What will Congress do?

The congressional coalitions for and against year-round E15 are as unusual as the outside groups supporting and opposing it.

The House’s  218-203 vote on May 13 saw 122 Republicans, 95 Democrats and one independent voting yes, while 113 Republicans and 90 Democrats voted no.

The yes coalition largely united rural lawmakers with more urban members who see the change as helping consumers.

“This debate is about much more than fuel,” Rep. Mariannette Miller-Meeks, an Iowa Republican, said. “Agriculture is hurting right now,” 

Joining her was New Jersey’s Rep. Frank Pallone, the top Democrat on the House Energy and Commerce Committee.

The bill “lowers prices for American drivers, supports farmers, and fosters investment in cleaner transportation fuel,” he said.

On the other side was Rep. Chip Roy, R-Texas. 

“If we need to do something to support farmers, let's have a direct conversation about it. Expanding E15 is just the wrong direction to go,” he said.

The same sort of party split looms in the Senate.

After the House vote, Sen.
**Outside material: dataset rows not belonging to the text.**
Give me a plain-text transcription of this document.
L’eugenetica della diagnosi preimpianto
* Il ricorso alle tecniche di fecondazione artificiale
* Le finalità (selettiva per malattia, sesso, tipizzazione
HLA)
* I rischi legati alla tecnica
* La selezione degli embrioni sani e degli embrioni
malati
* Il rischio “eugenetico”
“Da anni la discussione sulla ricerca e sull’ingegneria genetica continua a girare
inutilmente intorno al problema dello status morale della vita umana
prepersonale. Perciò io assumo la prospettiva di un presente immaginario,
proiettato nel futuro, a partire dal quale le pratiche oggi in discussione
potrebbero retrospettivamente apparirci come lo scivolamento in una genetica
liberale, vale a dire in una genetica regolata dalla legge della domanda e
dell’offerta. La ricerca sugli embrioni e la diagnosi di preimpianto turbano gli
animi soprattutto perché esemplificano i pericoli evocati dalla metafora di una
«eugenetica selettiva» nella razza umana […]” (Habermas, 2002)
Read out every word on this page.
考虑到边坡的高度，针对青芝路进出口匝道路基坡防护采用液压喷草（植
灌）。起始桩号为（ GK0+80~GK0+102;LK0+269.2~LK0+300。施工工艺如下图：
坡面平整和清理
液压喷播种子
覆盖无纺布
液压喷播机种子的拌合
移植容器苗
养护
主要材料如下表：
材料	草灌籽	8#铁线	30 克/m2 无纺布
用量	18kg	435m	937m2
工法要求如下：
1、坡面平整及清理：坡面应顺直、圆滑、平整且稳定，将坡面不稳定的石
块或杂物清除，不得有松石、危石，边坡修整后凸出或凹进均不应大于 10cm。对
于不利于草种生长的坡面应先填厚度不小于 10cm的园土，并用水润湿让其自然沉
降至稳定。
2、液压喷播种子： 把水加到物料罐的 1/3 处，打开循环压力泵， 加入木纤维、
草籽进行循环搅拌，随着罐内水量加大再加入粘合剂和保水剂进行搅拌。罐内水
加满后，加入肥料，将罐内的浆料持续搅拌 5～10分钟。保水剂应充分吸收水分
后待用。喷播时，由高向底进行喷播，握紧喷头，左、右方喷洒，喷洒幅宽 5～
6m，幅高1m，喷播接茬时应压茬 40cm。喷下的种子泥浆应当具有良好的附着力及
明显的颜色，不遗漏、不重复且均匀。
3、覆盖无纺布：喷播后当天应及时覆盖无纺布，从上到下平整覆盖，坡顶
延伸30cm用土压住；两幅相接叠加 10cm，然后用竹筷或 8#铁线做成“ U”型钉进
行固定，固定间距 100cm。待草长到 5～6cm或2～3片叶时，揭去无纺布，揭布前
Deb Fischer, R-Neb., who’s fought for the change for years, hailed the approval as “a major step toward securing stability and certainty for American producers and consumers – without any government mandates.” 

Thune, of South Dakota, has been sympathetic to year-round E15. 

At a news conference this week he called E15 “a way of creating additional demand for agricultural commodities in this country and creating additional supply when it comes to fuels.

“And when that happens, at least in my part of the country, that means that when you buy ethanol at the pump, it's significantly lower in price,” he said.

He faces a powerful skeptic in the Senate: Majority Whip John Barrasso of Wyoming, the Senate’s second-ranking Republican..

“Congress is currently discussing new mandates – mandates that would force more and more ethanol into our fuels,” he said in a Senate floor speech the day after the House vote.

“I oppose the year-round E15 mandate,” he said. “I oppose it because it hurts small oil refineries and all of the people who work at them.”

Small refineries

There are about 30 small refineries across the country, usually in inland areas, and about half could face problems under the House bill.

Small refineries are those that produce less than 75,000 barrels of oil per day, compared to 300,000 barrels or more at larger facilities. 

The small refineries can petition for an EPA exemption from the annual renewable fuel obligations based on “disproportionate economic hardship.”

For 2025, there were 33 exemption petitions filed.  Approximately 17 of those facilities would be ineligible under the proposed legislation because they are owned by companies with more than one refinery. Instead of focusing on the single facility, the bill requires aggregation of all facilities together.

The House bill would allow a 75% exemption instead of the current full exemption. It could also reduce the number of small refineries currently eligible for an exemption by half. 

Most small refineries would find themselves operationally constrained without the ability to receive exemptions, as they would have to use much of their cash flow to comply with the annual mandates, said Peter Whitfield, partner at Sidley Austin, a law firm that represents the Small Refineries of America, in an interview

Many senators want assurances small refineries won’t be hurt. 

“I’m interested in the small refinery piece,” Capito said.

That concern is yet another reason, at the moment, Capito said she is doubtful the House bill could get the 60 votes needed in the Senate.